Our propensity to create meanings, the theory continues, is an aspect of our evolutionary adaptation that enables us more efficiently to understand our complex world: storytelling and religion are both symptoms of the condition.
Thus it was an exceedingly neat commissioning pitch by those responsible for Tracks (R4, Tuesdays) to gather into one a conspiracy thriller and an exposition of neuro-science, within the format of a radio drama; even more so, to land nine episodes from it. Tracks has had three outings thus far –— taking up the slot normally allotted to the afternoon drama — and I can confess to being vulnerable enough to a good grassy-knoll-type story that I’m still listening.
Matthew Broughton’s drama begins with a plane crash. On board: several delegates to a medical conference; and evidence of some scientific research of a distinctly dodgy nature. Each episode takes as its title something from neuro-anatomy, and embedded within the dialogue — like info-boxes in a textbook — are short expositions: for instance, the Broca and Wernicke areas are the bits of the brain which respond to storytelling, and enable us to retain information. Whether Tracks is successful enough in engaging my own Broca and Wernicke areas I will discover only when I next try to pass myself off as a brain surgeon.
Meanwhile, one’s Pareidolic instincts are suitably inflamed by Broughton’s evolving plot. In particular, I have my suspicions about the doctor with the friendly Irish accent who is being so helpful to the female lead. Friendly Irish accents in Radio 4 afternoon plays mean love and/or betrayal. In this case, with another seven episodes, there’s plenty of room for both.
By contrast, it would take a humanoid with hyper-evolved Pareidolia to make sense of Self’s Search for Meaning (R4, Wednesday). This three-part series, first aired in June, finds Will Self talking to scientists, philosophers, and people of faith about their constructions of life’s meaning.

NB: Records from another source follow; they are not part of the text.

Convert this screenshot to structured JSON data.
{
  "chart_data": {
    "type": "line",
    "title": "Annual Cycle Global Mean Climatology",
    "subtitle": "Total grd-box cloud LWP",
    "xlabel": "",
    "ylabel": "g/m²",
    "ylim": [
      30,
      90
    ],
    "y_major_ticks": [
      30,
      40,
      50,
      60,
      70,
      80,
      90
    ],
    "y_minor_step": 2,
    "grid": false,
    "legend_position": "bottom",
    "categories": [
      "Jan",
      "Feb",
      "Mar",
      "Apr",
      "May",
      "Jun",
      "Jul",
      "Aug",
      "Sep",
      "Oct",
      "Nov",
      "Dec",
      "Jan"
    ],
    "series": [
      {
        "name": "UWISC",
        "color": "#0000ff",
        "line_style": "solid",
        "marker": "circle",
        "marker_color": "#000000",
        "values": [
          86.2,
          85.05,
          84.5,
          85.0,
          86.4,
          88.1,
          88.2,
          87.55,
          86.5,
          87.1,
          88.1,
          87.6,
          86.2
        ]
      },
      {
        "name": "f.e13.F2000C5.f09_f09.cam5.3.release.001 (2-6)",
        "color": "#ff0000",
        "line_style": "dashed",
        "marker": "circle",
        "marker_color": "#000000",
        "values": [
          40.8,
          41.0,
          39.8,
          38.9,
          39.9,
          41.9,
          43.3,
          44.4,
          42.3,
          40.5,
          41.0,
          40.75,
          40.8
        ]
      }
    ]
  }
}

Delivered in that lugubrious, morose tone that is the Self brand, these programmes were bewildering for their lack of coherence and insight. Ajmal Masroor and Rowan Williams contributed — as one might expect — with eloquence and insight, the latter graciously indulging his host by claiming English literature to have been his doorway to the spiritual life; there was some palette-cleansing directness from a couple of vox pops; and then an extended interview with David Icke, he of sports commentary and then lizard conspiracy fame. The blurb for the show promised encounters with “opinion-makers”, but I’m not sure that David Icke makes, so much as provokes, opinion.
Self’s programme, which was peppered with pretentious sound effects — reverberations, radio static, and white noise — might have benefited from the more subtle approach taken by The River (Wednesday, R4). Mind you, this had the sound recordist Chris Watson on the team, and you might have been forgiven for tuning out of the Martin Palmer script and just listening to the beautiful ambience that Watson created.
You would, though, have missed a thoughtful discourse on the river as contrasting spiritual metaphors: for a linear temporality, the “ever-rolling stream”, and for the cyclical movement of water.